I think I’m cheating. I’m listening to Joan Didion’s latest memoir The Year of Magical Thinking. Yes, listening. Thus the reason why I believe I’m cheating.
I love Joan Didion’s simple and pithy sentences, her uncanny way of describing the ordinary in a fresh light. I love the way that she uses scientific and medical jargon to distance herself from the gaping chasm of grief left in the wake of her husband’s death. I fell in love with the way she described the whining Santa Ana wind in her essay about Lucille Miller that opens Slouching Toward Bethlehem when I first encountered it as part of a course packet. Joan Didion was the very first writer I studied as a part of my Nonfiction Literature course seven years ago. Shortly after reading that first essay, I devoured that book, reading until the wee hours of the morning despite the fact that I would get up for work early the next day. So I feel I might be committing some sacrilege by listening to her work instead of admiring the look and feel of her written pages.
But, I’m obsessed. My library system has just introduced a new digital download section of their webpage. I can temporarily download audio versions of nearly any book and listen while I’m cleaning, driving, working on lesson plans (see earlier blog about how I never seem to be able to leave school behind even while on summer vacation), or like today, blogging. I must confess that I tried something I think only an English teacher might attempt. Yesterday while listening to This I Believe, a collection of essays that came out of NPR’s weekly program by the same name, I attempted to read something else. Granted, it was a text version of a number of the essays I was listening to, but I found myself reading different essays than the ones that I was listening to, half-tuning in to the audio version, realizing I wasn’t comprehending what I had just read, then refocusing my attention on the text version, an ever looping cycle. I think this is the pitfall of technology.
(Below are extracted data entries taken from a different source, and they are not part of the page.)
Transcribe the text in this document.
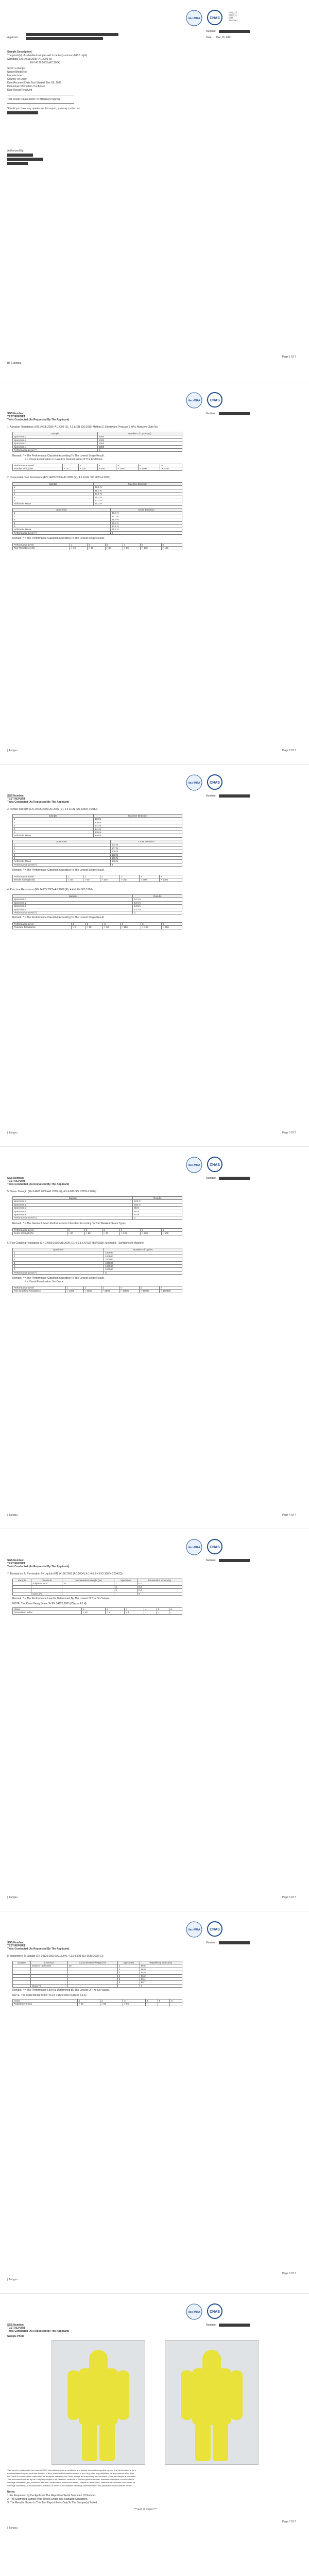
ilac-MRA	CNAS
中国认可
国际互认
检测
TESTING
Number:
Applicant:	Date: Dec 16, 2021
Sample Description:
The photo(s) of submitted sample said to be body armour (NIST Light)
Standard: EN 14605:2005+A1:2009 (5)
EN 14126:2003 (AC:2004)
Size/ Lo Range
Nature/Model No
Manufacturer
Country Of Origin
Date Received/Date Test Started: Dec 06, 2021
Date Final Information Confirmed
Date Result Received
Test Result Please Refer To Attached Page(S).
Should you have any queries on this report, you may contact us.
Authorized By:
Page 1 Of 7
Bf. | Jiangsu
ilac-MRA	CNAS
Number:
SGS Number:
TEST REPORT
Tests Conducted (As Requested By The Applicant)
1. Abrasion Resistance (EN 14605:2005+A1:2009 (E), 4.1 & EN 530:2010, Method 2, Downward Pressure 9 kPa, Abrasive Cloth No.
Sample	Number Of Cycles (n)
Specimen 1	2000
Specimen 2	2000
Specimen 3	2000
Specimen 4	2000
Performance Level (*)	6
Remark: * = The Performance Classified According To The Lowest Single Result.
# = Visual Examination In Case For Determination Of The End Point.
Performance Level	1	2	3	4	5	6
Number Of Cycles	> 10	> 100	> 500	> 1000	> 1500	> 2000
2. Trapezoidal Tear Resistance (EN 14605:2005+A1:2009 (E), 4.2 & EN ISO 9073-4:1997)
Sample	Machine Direction
1	46.1 N
2	48.3 N
3	43.8 N
4	40.3 N
5	43.3 N
Arithmetic Mean	44.3 N
Specimen	Cross Direction
1	32.5 N
2	32.0 N
3	31.9 N
4	29.9 N
5	30.5 N
Arithmetic Mean	31.4 N
Performance Level (*)	2
Remark: * = The Performance Classified According To The Lowest Single Result.
Performance Level	1	2	3	4	5	6
Tear Resistance (N)	> 10	> 20	> 40	> 60	> 100	> 150
| Jiangsu	Page 2 Of 7
ilac-MRA	CNAS
Number:
SGS Number:
TEST REPORT
Tests Conducted (As Requested By The Applicant)
3. Tensile Strength (EN 14605:2005+A1:2009 (E), 4.3 & EN ISO 13934-1:2013)
Sample	Machine Direction
1	136 N
2	138 N
3	131 N
4	141 N
5	135 N
Arithmetic Mean	136 N
Specimen	Cross Direction
1	104 N
2	107 N
3	105 N
4	102 N
5	109 N
Arithmetic Mean	105 N
Performance Level (*)	3
Remark: * = The Performance Classified According To The Lowest Single Result.
Performance Level	1	2	3	4	5	6
Tensile Strength (N)	> 30	> 60	> 100	> 250	> 500	> 1000
4. Puncture Resistance (EN 14605:2005+A1:2009 (E), 4.4 & EN 863:1996)
Sample	Results
Specimen 1	14.2 N
Specimen 2	13.9 N
Specimen 3	14.6 N
Specimen 4	13.2 N
Performance Level (*)	2
Remark: * = The Performance Classified According To The Lowest Single Result.
Performance Level	1	2	3	4	5	6
Puncture Resistance	> 5	> 10	> 50	> 100	> 150	> 250
| Jiangsu	Page 3 Of 7
ilac-MRA	CNAS
Number:
SGS Number:
TEST REPORT
Tests Conducted (As Requested By The Applicant)
5. Seam Strength (EN 14605:2005+A1:2009 (E), 4.5 & EN ISO 13935-2:2014)
Sample	Results
Specimen 1	102 N
Specimen 2	104 N
Specimen 3	98 N
Specimen 4	95 N
Specimen 5	97 N
Performance Level (*)	3
Remark: * = The Garment Seam Performance Is Classified According To The Weakest Seam Types.
Performance Level	1	2	3	4	5	6
Seam Strength (N)	> 30	> 50	> 75	> 125	> 300	> 500
6. Flex Cracking Resistance (EN 14605:2005+A1:2009 (E), 4.1 & EN ISO 7854:1995, Method B - Schildknecht Machine)
Specimen	Number Of Cycles
1	100000
2	100000
3	100000
4	100000
5	100000
6	100000
Performance Level (*)	6
Remark: * = The Performance Classified According To The Lowest Single Result.
# = Visual Examination: No Crack
Performance Level	1	2	3	4	5	6
Flex Cracking Resistance	> 1000	> 2500	> 5000	> 15000	> 40000	> 100000
| Jiangsu	Page 4 Of 7
ilac-MRA	CNAS
Number:
SGS Number:
TEST REPORT
Tests Conducted (As Requested By The Applicant)
7. Resistance To Permeation By Liquids (EN 14126:2003 (AC:2004), 4.1.4 & EN ISO 16604:2004(C))
Sample	Chemical	Concentration Weight (%)	Specimen	Penetration Index (%)
	Sulphuric Acid	30	1	0.0
			2	0.0
			3	0.0
	Class (*)			3
Remark: * = The Performance Level Is Determined By The Lowest Of The Six Values.
NOTE: The Class Being Below To EN 14126:2003 (Clause 4.1.4)
Class	1	2	3	4	5	6
Penetration Index	< 10	< 5	< 1	-	-	-
| Jiangsu	Page 5 Of 7
ilac-MRA	CNAS
Number:
SGS Number:
TEST REPORT
Tests Conducted (As Requested By The Applicant)
8. Repellency To Liquids (EN 14126:2003 (AC:2004), 4.1.5 & EN ISO 6530:2005(C))
Sample	Chemical	Concentration Weight (%)	Specimen	Repellency Index (%)
	Sodium Hydroxide	10	1	95.6
			2	96.0
			3	95.9
			4	96.2
			5	96.4
			6	95.7
	Class (*)			3
Remark: * = The Performance Level Is Determined By The Lowest Of The Six Values.
NOTE: The Class Being Below To EN 14126:2003 (Clause 4.1.5)
Class	1	2	3	4	5	6
Repellency Index	> 80	> 90	> 95	-	-	-
Page 6 Of 7
| Jiangsu
ilac-MRA	CNAS
Number:
SGS Number:
TEST REPORT
Tests Conducted (As Requested By The Applicant)
Sample Photo
This report is made under the basis of SGS' international general conditions and related information supplied by you. It is the intended to be a
documentation for your particular function of time, client and information issued to you. Any other responsibilities for any persons other than
the Client in respect of this report shall be accepted neither by the Client, except as is expressly set out herein. Once the sample is submitted
This document is issued by the Company subject to its General Conditions of Service printed overleaf, available on request or accessible at
www.sgs.com/terms_and_conditions.htm and, for electronic format documents, subject to Terms and Conditions for Electronic Documents at
www.sgs.com/terms_e-document.htm. Attention is drawn to the limitation of liability, indemnification and jurisdiction issues defined therein.
Notes:
1) As Requested by the Applicant The Report No Serial Specimen Of Number.
2) The Submitted Sample Was Tested Under The Standard Conditions.
3) The Results Shown In This Test Report Refer Only To The Sample(s) Tested.
*** End of Report ***
Page 7 Of 7
| Jiangsu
Technology begs us to multitask. I have learned to multitask, and those high school students that I teach have grown up multitasking. They IM and draft an essay while they listen to the latest Fallout Boy cd. I’m attempting to listen to one of my favorite writers and write myself. It is an attempt, a futile attempt I now realize. As I write these words I realize that I’ve just missed the last few lines of Joan Didion’s novel. I’m attempting to accomplish too much. Technology promises to make our lives easier, but I wonder if it also turns our attention away from fully engaging in one activity, one idea. As we multitask, we distance ourselves, much like Didion uses her scientific inquiry into the brain and the body to distance herself from the reality of death and grief. Technology distances us from our lives, from fully engaging in the world just outside our door. So, maybe I should stop listening to The Year of Magical Thinking and go pick up the book. Unfortunately, I also have Barbara Kingsolver’s new memoir already in my cue downloading to listen to later.